In a similar fashion, the Stats report allows the user to generate annual reports of general, or class-specific patent data for specified countries of interest. This type of information can be useful when making decisions about where to seek coverage and how patenting systems in different countries are compared to one another.
Patent Hive works differently than most systems since it is report driven and once each query is completed the user is asked to confirm their email address and a report is sent by email. With some of the reports, what is sent via email is the exactly the same as what can be seen on the website. In other cases, the email refers the user back to the site to see the results. This takes some getting used to since it requires a good deal of back and forth between the browser and the user’s in-box. A number of the reports require server-side processing, which can take a few minutes, so to a degree this approach makes sense but it is still quite different from most other systems that, while not real-time per se, still don’t require the back and forth. The tool can be accessed by subscription or via individual transaction where each report is charged for at the time of ordering. The transactional model can be useful for the infrequent user but making individual buying decisions at the generation of each report could disincentive regular use.
Patent Hive is currently looking for beta testers and interested users can request access to the tool by registering for an account. The registration process generates an email from the administrators asking the user to provide some information about how they intend to use the system. Having requested each report on the system, I can confirm that it is, indeed, a beta product, and that a number of the reports generated incorrect or misformatted data. This is to be expected and the Patent Hive team is quite clear that this is early days and that they are working very closely with their initial users to correct the issues and make improvements to the system.

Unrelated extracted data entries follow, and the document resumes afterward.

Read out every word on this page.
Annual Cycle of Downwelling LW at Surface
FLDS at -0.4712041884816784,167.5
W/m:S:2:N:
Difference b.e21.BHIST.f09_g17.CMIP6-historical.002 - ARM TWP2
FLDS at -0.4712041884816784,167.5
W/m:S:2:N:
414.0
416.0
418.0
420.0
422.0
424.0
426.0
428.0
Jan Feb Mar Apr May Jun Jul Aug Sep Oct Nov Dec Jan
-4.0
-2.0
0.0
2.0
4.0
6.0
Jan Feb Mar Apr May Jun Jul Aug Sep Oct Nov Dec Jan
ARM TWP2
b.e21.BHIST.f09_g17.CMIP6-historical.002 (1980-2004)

While not perfect, the ideas and principles behind Patent Hive are very interesting and potentially powerful since the approach is specific to the workflow of patent strategists and monetization professionals. A number of the ideas behind the data needed and the types of reports available have clearly been driven by the experience of the CEO of Patent Hive, Dr. Alon Konchitsky. Dr. Konchitsky has nearly 30 US patents to his credit and has worked in the due diligence, patent valuation and patent litigation fields before founding Patent Hive. Understanding the workflows associated with a user community is a critical component when developing analytic tools and Patent Hive looks to be on the right track.